Aquifer Storage of Heated Water: Part I — A Field Experiment

Electrical power plant and solar heating systems have been proposed wherein confined ground‐water aquifers are used as temporary storage reservoirs for thermal energy in the form of moderate to high temperature water (140°F‐400°F; 60°C‐204°C). The Water Resources Research Institute of Auburn University has performed an aquifer storage experiment involving warm water (97°F; 36°C). The objectives of the experimental program were to begin actual testing of the concept of heat storage in aquifers and to provide data for calibration of mathematical models describing the simultaneous transport of water and heat. Phase I consisted of drilling an exploratory well at the selected field site near Mobile, Alabama. Phase II involved construction of the central injection well, three observation wells, and performance of preliminary pumping tests.

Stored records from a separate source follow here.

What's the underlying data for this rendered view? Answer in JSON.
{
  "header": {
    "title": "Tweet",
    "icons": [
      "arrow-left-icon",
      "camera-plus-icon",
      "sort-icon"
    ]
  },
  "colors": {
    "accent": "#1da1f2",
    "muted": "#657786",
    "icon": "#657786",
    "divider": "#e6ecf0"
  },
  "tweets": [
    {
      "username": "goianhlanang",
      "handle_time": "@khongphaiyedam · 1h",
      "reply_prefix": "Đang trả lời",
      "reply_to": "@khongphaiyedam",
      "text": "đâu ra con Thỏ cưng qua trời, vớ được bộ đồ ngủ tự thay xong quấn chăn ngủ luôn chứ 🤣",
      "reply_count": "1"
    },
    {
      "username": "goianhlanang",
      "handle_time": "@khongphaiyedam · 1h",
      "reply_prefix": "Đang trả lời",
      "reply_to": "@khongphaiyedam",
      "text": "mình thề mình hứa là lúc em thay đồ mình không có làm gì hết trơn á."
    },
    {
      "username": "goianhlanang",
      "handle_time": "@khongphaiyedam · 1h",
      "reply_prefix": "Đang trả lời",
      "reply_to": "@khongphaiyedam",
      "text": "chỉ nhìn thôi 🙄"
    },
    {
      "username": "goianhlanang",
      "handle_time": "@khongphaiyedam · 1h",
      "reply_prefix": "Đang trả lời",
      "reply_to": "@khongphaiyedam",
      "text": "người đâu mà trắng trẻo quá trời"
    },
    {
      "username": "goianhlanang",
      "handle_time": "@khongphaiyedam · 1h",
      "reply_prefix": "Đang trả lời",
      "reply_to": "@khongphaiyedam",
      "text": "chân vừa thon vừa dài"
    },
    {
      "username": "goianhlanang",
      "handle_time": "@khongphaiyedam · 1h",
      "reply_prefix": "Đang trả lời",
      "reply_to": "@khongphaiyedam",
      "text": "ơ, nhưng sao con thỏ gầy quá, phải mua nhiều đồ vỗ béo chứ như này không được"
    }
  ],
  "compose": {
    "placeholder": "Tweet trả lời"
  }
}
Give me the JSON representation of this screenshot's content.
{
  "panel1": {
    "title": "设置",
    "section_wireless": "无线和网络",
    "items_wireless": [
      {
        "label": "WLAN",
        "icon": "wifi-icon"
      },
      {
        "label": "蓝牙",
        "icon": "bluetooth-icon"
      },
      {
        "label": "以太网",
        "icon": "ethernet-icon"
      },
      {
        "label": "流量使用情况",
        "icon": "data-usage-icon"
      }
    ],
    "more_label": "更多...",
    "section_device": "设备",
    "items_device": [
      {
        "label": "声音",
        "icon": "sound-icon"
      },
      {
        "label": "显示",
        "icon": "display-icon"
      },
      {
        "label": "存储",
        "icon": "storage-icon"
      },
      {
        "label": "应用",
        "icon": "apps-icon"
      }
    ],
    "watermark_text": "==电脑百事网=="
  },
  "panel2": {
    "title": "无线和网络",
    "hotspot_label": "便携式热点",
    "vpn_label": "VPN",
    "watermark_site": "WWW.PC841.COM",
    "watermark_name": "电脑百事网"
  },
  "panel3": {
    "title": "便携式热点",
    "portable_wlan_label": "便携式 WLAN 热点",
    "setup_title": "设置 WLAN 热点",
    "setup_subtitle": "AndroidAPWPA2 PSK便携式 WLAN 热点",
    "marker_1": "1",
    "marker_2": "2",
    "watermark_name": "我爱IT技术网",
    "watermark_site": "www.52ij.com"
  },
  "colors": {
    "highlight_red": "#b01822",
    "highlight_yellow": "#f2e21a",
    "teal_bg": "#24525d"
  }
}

Phase III was devoted to construction of the remainder of the observation well field, performance of final pumping tests, and measurement of aquifer thermal properties; while Phase IV was devoted to a cycle of warm‐water injection, storage, and recovery. It was concluded that heat storage aquifers must have low natural pore velocities, and care must be taken not to clog the injection well with solids or precipitated chemicals. Swelling of clays in the storage formation must be minimized, and hydraulic pressures capable of breaching the confining layers must be avoided. Mechanical and chemical clogging problems may be minimized by using formation water as influent to the heating system. For a 36‐day storage of 2 million gallons, the calculated energy recovery factor of 0.69 was considered promising. Future research should be directed toward experimental studies involving larger volumes of water and high‐injection temperatures. Study should be directed also to the geochemistry problem and the effect of high temperatures on the mechanical and hydraulic properties of clay confining layers.